Frank Tallis, We should still pick up the pearls: on the scientific status of Freud, Brain, Volume 147, Issue 4, April 2024, Pages 1115–1117, https://doi.org/10.1093/brain/awad414

Von Hippel W, Trivers R. The evolution and psychology of self-deception. Behav Brain Sci. 2011 Feb;34(1):1-16; discussion 16-56. doi: 10.1017/S0140525X10001354. PMID: 21288379.
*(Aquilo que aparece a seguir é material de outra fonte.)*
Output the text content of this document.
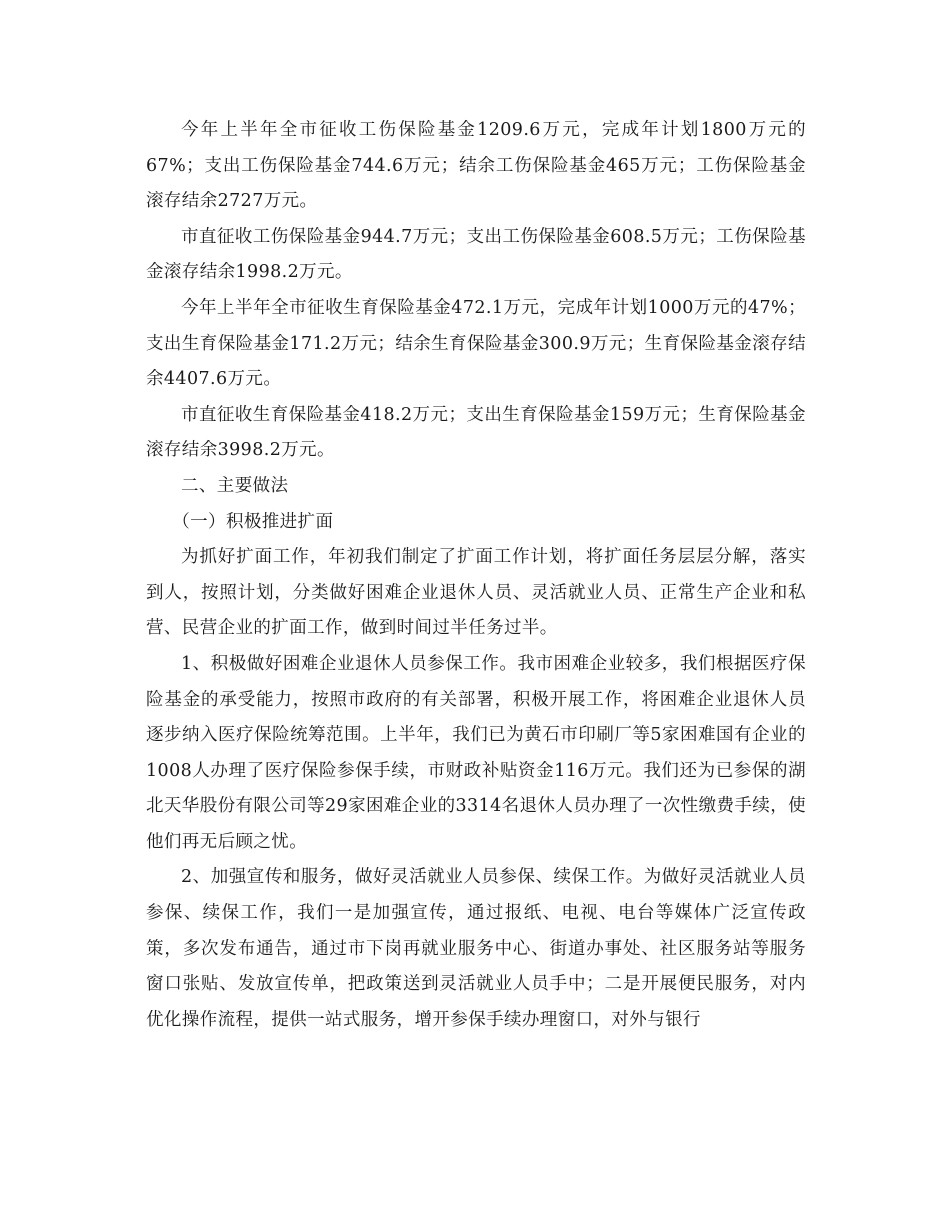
今年上半年全市征收工伤保险基金1209.6万元，完成年计划1800万元的67%；支出工伤保险基金744.6万元；结余工伤保险基金465万元；工伤保险基金滚存结余2727万元。

市直征收工伤保险基金944.7万元；支出工伤保险基金608.5万元；工伤保险基金滚存结余1998.2万元。

今年上半年全市征收生育保险基金472.1万元，完成年计划1000万元的47%；支出生育保险基金171.2万元；结余生育保险基金300.9万元；生育保险基金滚存结余4407.6万元。

市直征收生育保险基金418.2万元；支出生育保险基金159万元；生育保险基金滚存结余3998.2万元。

二、主要做法

（一）积极推进扩面

为抓好扩面工作，年初我们制定了扩面工作计划，将扩面任务层层分解，落实到人，按照计划，分类做好困难企业退休人员、灵活就业人员、正常生产企业和私营、民营企业的扩面工作，做到时间过半任务过半。

1、积极做好困难企业退休人员参保工作。我市困难企业较多，我们根据医疗保险基金的承受能力，按照市政府的有关部署，积极开展工作，将困难企业退休人员逐步纳入医疗保险统筹范围。上半年，我们已为黄石市印刷厂等5家困难国有企业的1008人办理了医疗保险参保手续，市财政补贴资金116万元。我们还为已参保的湖北天华股份有限公司等29家困难企业的3314名退休人员办理了一次性缴费手续，使他们再无后顾之忧。

2、加强宣传和服务，做好灵活就业人员参保、续保工作。为做好灵活就业人员参保、续保工作，我们一是加强宣传，通过报纸、电视、电台等媒体广泛宣传政策，多次发布通告，通过市下岗再就业服务中心、街道办事处、社区服务站等服务窗口张贴、发放宣传单，把政策送到灵活就业人员手中；二是开展便民服务，对内优化操作流程，提供一站式服务，增开参保手续办理窗口，对外与银行
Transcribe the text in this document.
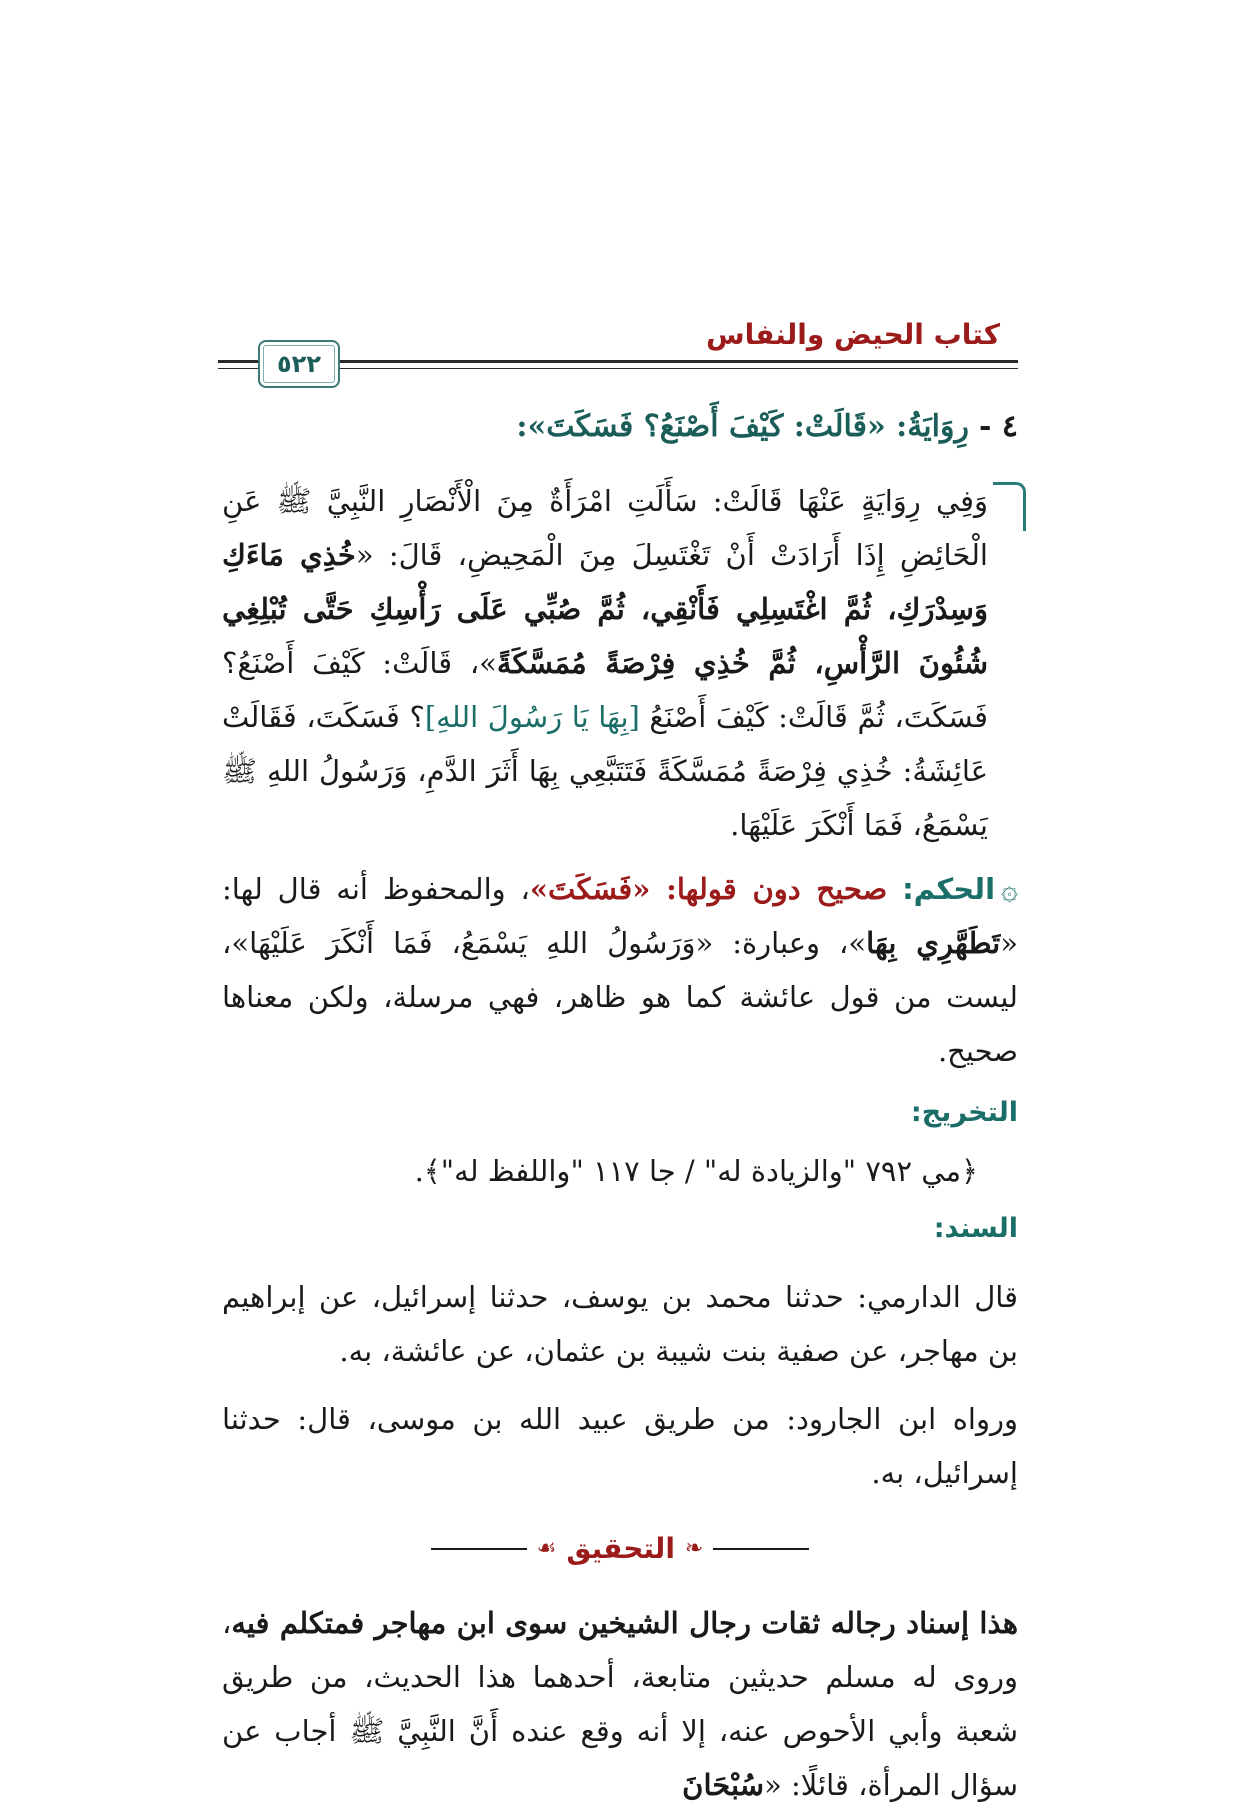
كتاب الحيض والنفاس
٥٢٢
٤ -رِوَايَةُ: «قَالَتْ: كَيْفَ أَصْنَعُ؟ فَسَكَتَ»:
وَفِي رِوَايَةٍ عَنْهَا قَالَتْ: سَأَلَتِ امْرَأَةٌ مِنَ الْأَنْصَارِ النَّبِيَّ ﷺ عَنِ الْحَائِضِ إِذَا أَرَادَتْ أَنْ تَغْتَسِلَ مِنَ الْمَحِيضِ، قَالَ: «خُذِي مَاءَكِ وَسِدْرَكِ، ثُمَّ اغْتَسِلِي فَأَنْقِي، ثُمَّ صُبِّي عَلَى رَأْسِكِ حَتَّى تُبْلِغِي شُئُونَ الرَّأْسِ، ثُمَّ خُذِي فِرْصَةً مُمَسَّكَةً»، قَالَتْ: كَيْفَ أَصْنَعُ؟ فَسَكَتَ، ثُمَّ قَالَتْ: كَيْفَ أَصْنَعُ [بِهَا يَا رَسُولَ اللهِ]؟ فَسَكَتَ، فَقَالَتْ عَائِشَةُ: خُذِي فِرْصَةً مُمَسَّكَةً فَتَتَبَّعِي بِهَا أَثَرَ الدَّمِ، وَرَسُولُ اللهِ ﷺ يَسْمَعُ، فَمَا أَنْكَرَ عَلَيْهَا.
۞الحكم: صحيح دون قولها: «فَسَكَتَ»، والمحفوظ أنه قال لها: «تَطَهَّرِي بِهَا»، وعبارة: «وَرَسُولُ اللهِ يَسْمَعُ، فَمَا أَنْكَرَ عَلَيْهَا»، ليست من قول عائشة كما هو ظاهر، فهي مرسلة، ولكن معناها صحيح.
التخريج:
﴿مي ٧٩٢ "والزيادة له" / جا ١١٧ "واللفظ له"﴾.
السند:
قال الدارمي: حدثنا محمد بن يوسف، حدثنا إسرائيل، عن إبراهيم بن مهاجر، عن صفية بنت شيبة بن عثمان، عن عائشة، به.
ورواه ابن الجارود: من طريق عبيد الله بن موسى، قال: حدثنا إسرائيل، به.
❧
التحقيق
☙
هذا إسناد رجاله ثقات رجال الشيخين سوى ابن مهاجر فمتكلم فيه، وروى له مسلم حديثين متابعة، أحدهما هذا الحديث، من طريق شعبة وأبي الأحوص عنه، إلا أنه وقع عنده أَنَّ النَّبِيَّ ﷺ أجاب عن سؤال المرأة، قائلًا: «سُبْحَانَ
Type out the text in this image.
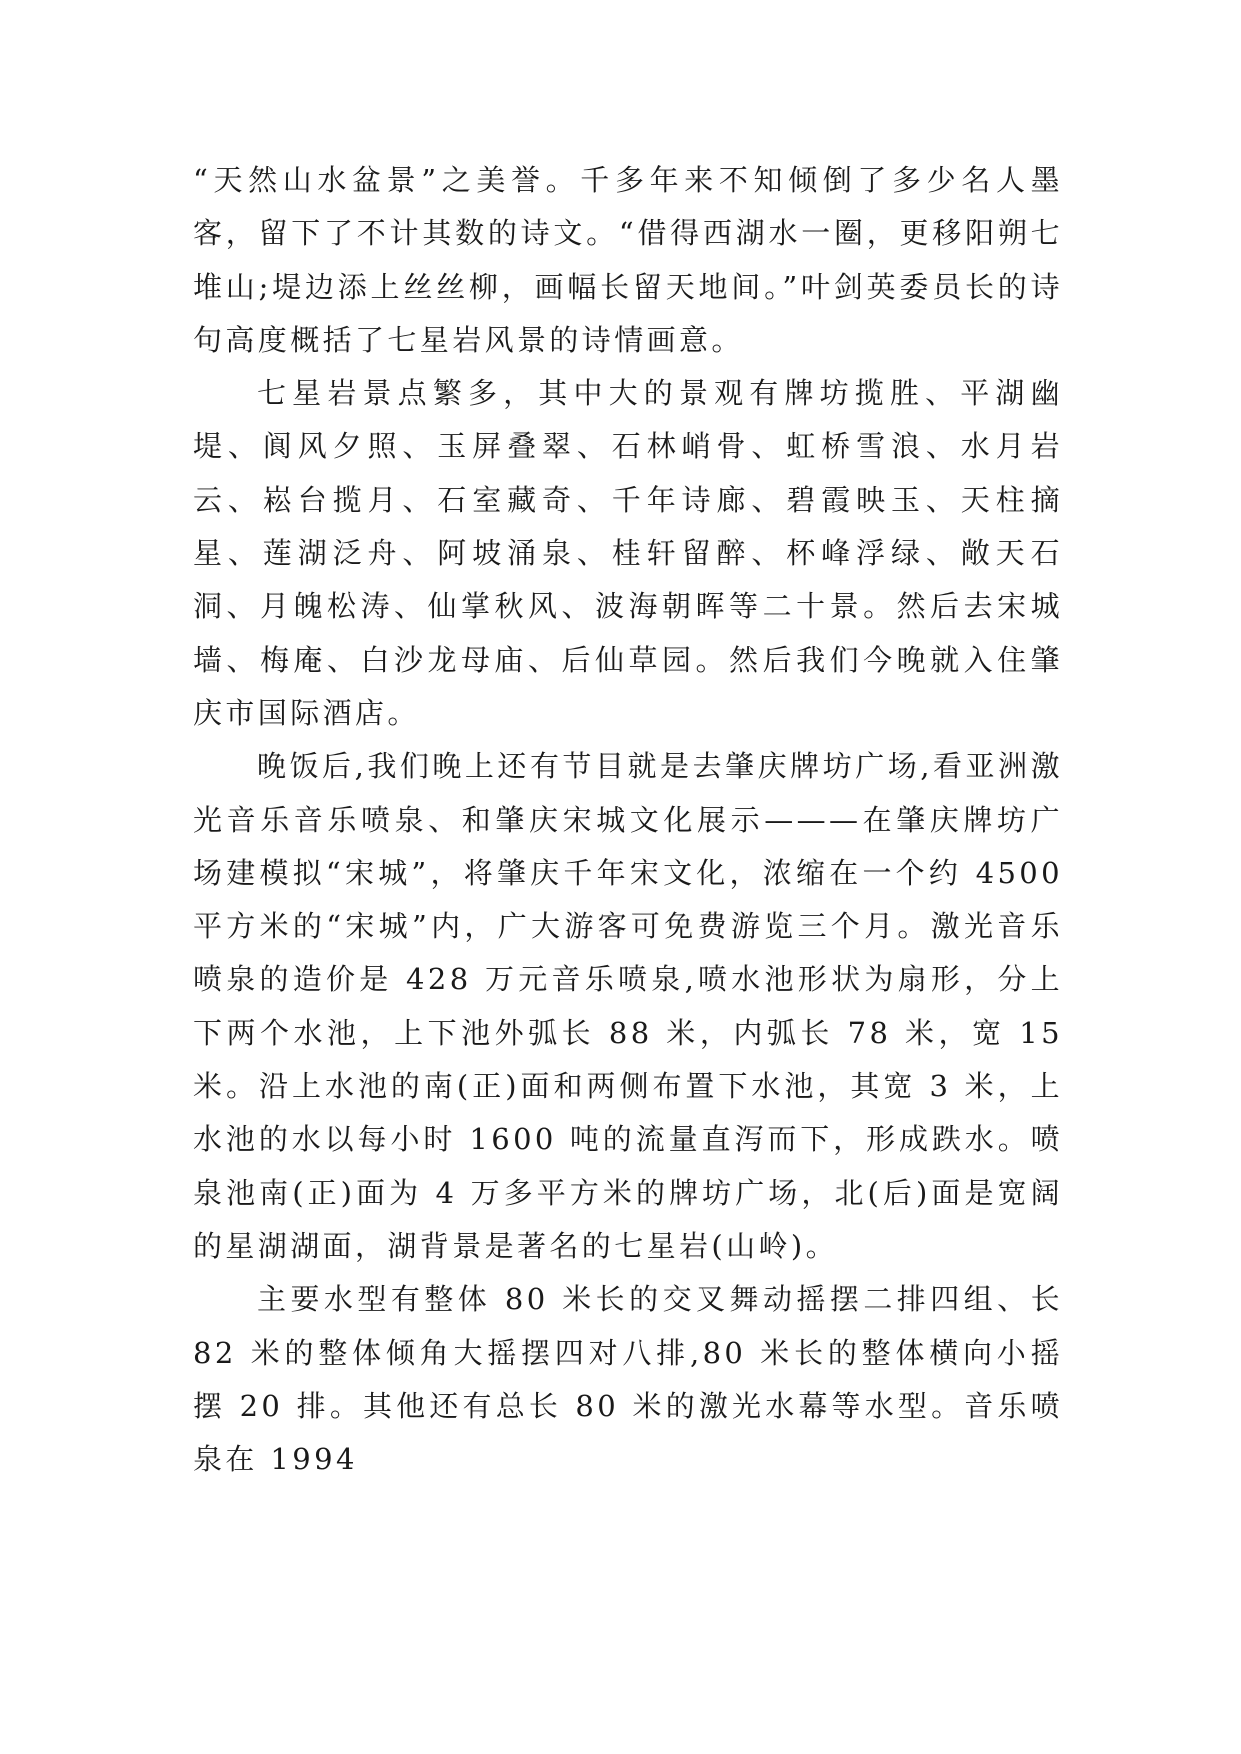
“天然山水盆景”之美誉。千多年来不知倾倒了多少名人墨客，留下了不计其数的诗文。“借得西湖水一圈，更移阳朔七堆山;堤边添上丝丝柳，画幅长留天地间。”叶剑英委员长的诗句高度概括了七星岩风景的诗情画意。

七星岩景点繁多，其中大的景观有牌坊揽胜、平湖幽堤、阆风夕照、玉屏叠翠、石林峭骨、虹桥雪浪、水月岩云、崧台揽月、石室藏奇、千年诗廊、碧霞映玉、天柱摘星、莲湖泛舟、阿坡涌泉、桂轩留醉、杯峰浮绿、敞天石洞、月魄松涛、仙掌秋风、波海朝晖等二十景。然后去宋城墙、梅庵、白沙龙母庙、后仙草园。然后我们今晚就入住肇庆市国际酒店。

晚饭后,我们晚上还有节目就是去肇庆牌坊广场,看亚洲激光音乐音乐喷泉、和肇庆宋城文化展示———在肇庆牌坊广场建模拟“宋城”，将肇庆千年宋文化，浓缩在一个约 4500 平方米的“宋城”内，广大游客可免费游览三个月。激光音乐喷泉的造价是 428 万元音乐喷泉,喷水池形状为扇形，分上下两个水池，上下池外弧长 88 米，内弧长 78 米，宽 15 米。沿上水池的南(正)面和两侧布置下水池，其宽 3 米，上水池的水以每小时 1600 吨的流量直泻而下，形成跌水。喷泉池南(正)面为 4 万多平方米的牌坊广场，北(后)面是宽阔的星湖湖面，湖背景是著名的七星岩(山岭)。

主要水型有整体 80 米长的交叉舞动摇摆二排四组、长 82 米的整体倾角大摇摆四对八排,80 米长的整体横向小摇摆 20 排。其他还有总长 80 米的激光水幕等水型。音乐喷泉在 1994
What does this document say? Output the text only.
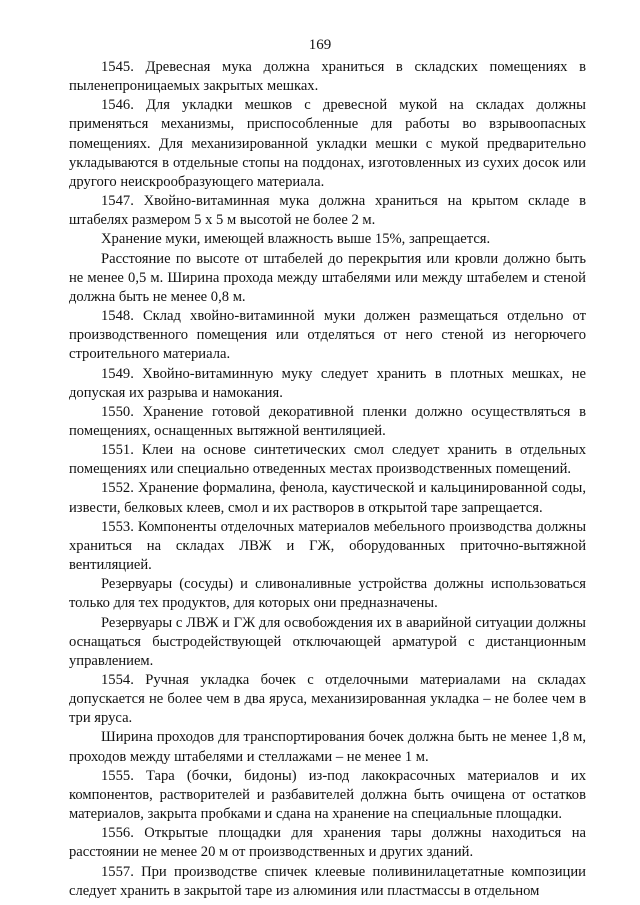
169

1545. Древесная мука должна храниться в складских помещениях в пыленепроницаемых закрытых мешках.

1546. Для укладки мешков с древесной мукой на складах должны применяться механизмы, приспособленные для работы во взрывоопасных помещениях. Для механизированной укладки мешки с мукой предварительно укладываются в отдельные стопы на поддонах, изготовленных из сухих досок или другого неискрообразующего материала.

1547. Хвойно-витаминная мука должна храниться на крытом складе в штабелях размером 5 х 5 м высотой не более 2 м.

Хранение муки, имеющей влажность выше 15%, запрещается.

Расстояние по высоте от штабелей до перекрытия или кровли должно быть не менее 0,5 м. Ширина прохода между штабелями или между штабелем и стеной должна быть не менее 0,8 м.

1548. Склад хвойно-витаминной муки должен размещаться отдельно от производственного помещения или отделяться от него стеной из негорючего строительного материала.

1549. Хвойно-витаминную муку следует хранить в плотных мешках, не допуская их разрыва и намокания.

1550. Хранение готовой декоративной пленки должно осуществляться в помещениях, оснащенных вытяжной вентиляцией.

1551. Клеи на основе синтетических смол следует хранить в отдельных помещениях или специально отведенных местах производственных помещений.

1552. Хранение формалина, фенола, каустической и кальцинированной соды, извести, белковых клеев, смол и их растворов в открытой таре запрещается.

1553. Компоненты отделочных материалов мебельного производства должны храниться на складах ЛВЖ и ГЖ, оборудованных приточно-вытяжной вентиляцией.

Резервуары (сосуды) и сливоналивные устройства должны использоваться только для тех продуктов, для которых они предназначены.

Резервуары с ЛВЖ и ГЖ для освобождения их в аварийной ситуации должны оснащаться быстродействующей отключающей арматурой с дистанционным управлением.

1554. Ручная укладка бочек с отделочными материалами на складах допускается не более чем в два яруса, механизированная укладка – не более чем в три яруса.

Ширина проходов для транспортирования бочек должна быть не менее 1,8 м, проходов между штабелями и стеллажами – не менее 1 м.

1555. Тара (бочки, бидоны) из-под лакокрасочных материалов и их компонентов, растворителей и разбавителей должна быть очищена от остатков материалов, закрыта пробками и сдана на хранение на специальные площадки.

1556. Открытые площадки для хранения тары должны находиться на расстоянии не менее 20 м от производственных и других зданий.

1557. При производстве спичек клеевые поливинилацетатные композиции следует хранить в закрытой таре из алюминия или пластмассы в отдельном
Carhart-Harris RL, Friston KJ. The default-mode, ego-functions and free-energy: a neurobiological account of Freudian ideas. Brain. 2010 Apr;133(Pt 4):1265-83. doi: 10.1093/brain/awq010. Epub 2010 Feb 28. PMID: 20194141; PMCID: PMC2850580

Mechelli A. Psychoanalysis on the couch: can neuroscience provide the answers? Med Hypotheses. 2010 Dec;75(6):594-9. doi: 10.1016/j.mehy.2010.07.042. Epub 2010 Aug 14. PMID: 20709458.

Vijayaraghavan S, Ross DA, Novick AM. Under the Microscope: Nerve Glue and the Evolution of Psychiatric Neuroscience. Biol Psychiatry. 2024 Nov 1;96(9):e11-e13. doi: 10.1016/j.biopsych.2024.08.017. PMID: 39357969.

Trivers, R. (2010). Deceit and self-deception. Mind the gap: Tracing the origins of human universals, 373-393.